4  Large Language Model (LLM)

The emergence of Large Language Models (LLMs), such as ChatGPT, has transformed the way researchers engage with text-based data. While these models were initially designed for conversational AI, their applications in social science research extend far beyond that. When used effectively, LLMs can serve as a research assistant for tasks like data preprocessing, content classification, and even hypothesis generation.

4.1 Applications in Social Science Research

  • Text Analysis and Content Classification

    • LLMs can assist in automated text coding, reducing the time needed for manual classification of large-scale datasets.
    • Example: Instead of manually labeling social media data, an LLM can be fine-tuned or prompted to identify incivility or political polarization in tweets.
  • Expanding Computational Approaches

    • Traditional text analysis methods, such as Naïve Bayes or LDA, rely on structured word counts and frequency distributions.
    • LLMs, in contrast, can provide context-aware embeddings, improving sentiment analysis and discourse analysis in complex, nuanced datasets.
  • Studying Digital Political Behavior

    • LLMs are particularly useful for analyzing how political actors engage online—whether through social movements, state repression, or digital incivility.
    • Example: A model can be used to detect gendered harassment or anti-government discourse in protest-related conversations, helping map how activists and political elites interact online.
  • Enhancing Research Replicability

    • By integrating LLMs into computational workflows, researchers can ensure that their data coding and text classification processes remain consistent and replicable.
    • Example: Instead of subjective manual annotation, LLMs can be used to create structured, reproducible content analysis pipelines.
  • Ethical Considerations and Limitations

    • While LLMs offer efficiency, researchers must be critical of biases embedded in these models, especially when analyzing political discourse, misinformation, or contentious movements.
    • Transparency in LLM-assisted research is crucial—documenting AI’s role in research workflows is now an essential part of academic integrity.

Rather than replacing established computational social science methods, LLMs serve as a complementary tool that can enhance efficiency, scalability, and analytical depth. Their power lies in assisting with complex text-based tasks, but researchers must remain critical users, ensuring methodological rigor and ethical responsibility in their application.

Below, you see how LLM can be used for processing the data using Chat gpt API, but you can use the similar structure with some modfications for using other LLM models.

4.2 An example of text analysis using LLM

We need to send our request(s) to chat gpt and receive a response. Let’s first send a simple request via and then we see how it can be applied for analyzing text.

library(httr)
library(stringr)

send_to_gpt <- function(text, api_key, model = "gpt-4o-mini") {
  url <- "https://api.openai.com/v1/chat/completions"

  # Send API request
  response <- POST(
    url = url,
    add_headers(Authorization = paste("Bearer", api_key)),
    content_type_json(),
    encode = "json",
    body = list(
      model = model,  # Use "gpt-4o-mini" (or change to "gpt-4o")
      messages = list(list(role = "user", content = text))
    )
  )

  # Parse API response
  parsed_response <- content(response)

  # Extract message safely
  if (!is.null(parsed_response$choices) && length(parsed_response$choices) > 0) {
    return(parsed_response$choices[[1]]$message$content)
  } else {
    print("Error: No valid response from API.")
    return(NULL)
  }
}

Now that we wrote the function for sending and reciving message from chat gpt API, now we can communicate with it

As you can see, the API returns a variety of information, including metadata about the request and the model’s response.

Now, let’s use the API for text analysis.

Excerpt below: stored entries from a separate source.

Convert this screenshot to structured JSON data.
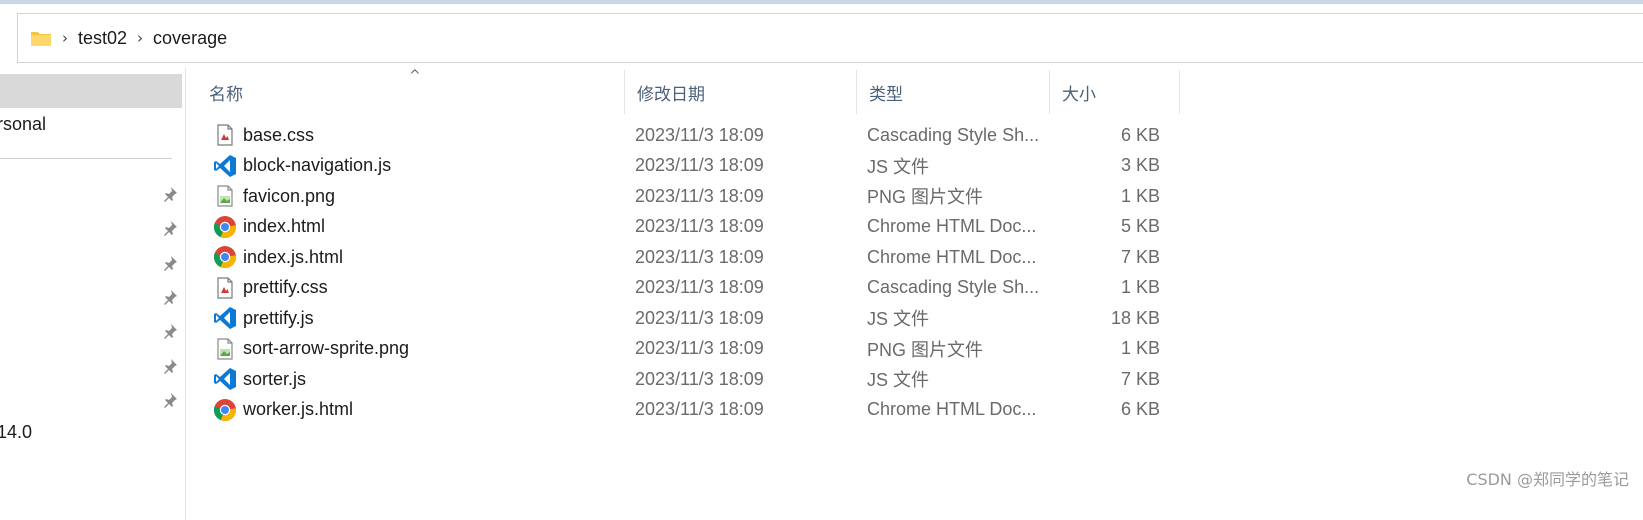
{
  "breadcrumb": {
    "items": [
      "test02",
      "coverage"
    ],
    "separator": "›",
    "folder_icon": "folder-icon"
  },
  "nav": {
    "item_personal": "rsonal",
    "item_version": "14.0",
    "pin_icon": "pin-icon"
  },
  "columns": {
    "name": "名称",
    "date": "修改日期",
    "type": "类型",
    "size": "大小",
    "sort_indicator": "^"
  },
  "files": [
    {
      "name": "base.css",
      "date": "2023/11/3 18:09",
      "type": "Cascading Style Sh...",
      "size": "6 KB",
      "icon": "css-file-icon"
    },
    {
      "name": "block-navigation.js",
      "date": "2023/11/3 18:09",
      "type": "JS 文件",
      "size": "3 KB",
      "icon": "vscode-js-icon"
    },
    {
      "name": "favicon.png",
      "date": "2023/11/3 18:09",
      "type": "PNG 图片文件",
      "size": "1 KB",
      "icon": "png-file-icon"
    },
    {
      "name": "index.html",
      "date": "2023/11/3 18:09",
      "type": "Chrome HTML Doc...",
      "size": "5 KB",
      "icon": "chrome-icon"
    },
    {
      "name": "index.js.html",
      "date": "2023/11/3 18:09",
      "type": "Chrome HTML Doc...",
      "size": "7 KB",
      "icon": "chrome-icon"
    },
    {
      "name": "prettify.css",
      "date": "2023/11/3 18:09",
      "type": "Cascading Style Sh...",
      "size": "1 KB",
      "icon": "css-file-icon"
    },
    {
      "name": "prettify.js",
      "date": "2023/11/3 18:09",
      "type": "JS 文件",
      "size": "18 KB",
      "icon": "vscode-js-icon"
    },
    {
      "name": "sort-arrow-sprite.png",
      "date": "2023/11/3 18:09",
      "type": "PNG 图片文件",
      "size": "1 KB",
      "icon": "png-file-icon"
    },
    {
      "name": "sorter.js",
      "date": "2023/11/3 18:09",
      "type": "JS 文件",
      "size": "7 KB",
      "icon": "vscode-js-icon"
    },
    {
      "name": "worker.js.html",
      "date": "2023/11/3 18:09",
      "type": "Chrome HTML Doc...",
      "size": "6 KB",
      "icon": "chrome-icon"
    }
  ],
  "watermark": "CSDN @郑同学的笔记",
  "colors": {
    "selection": "#d9d9d9",
    "header_text": "#4c607a",
    "secondary_text": "#6a6a6a",
    "vscode_blue": "#0a7ad6",
    "folder_yellow": "#f5c542"
  }
}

We will ask ChatGPT to analyze the latest tweet by NATO’s Secretary General, Mark Rutte. Specifically, we want to extract:

Sentiment (positive, neutral, or negative) Tone (e.g., formal, urgent, diplomatic, critical) To keep the output focused, we will limit the printed response to only the relevant content—the model’s analysis of the tweet.

Can you see how this is done? Let’s try it!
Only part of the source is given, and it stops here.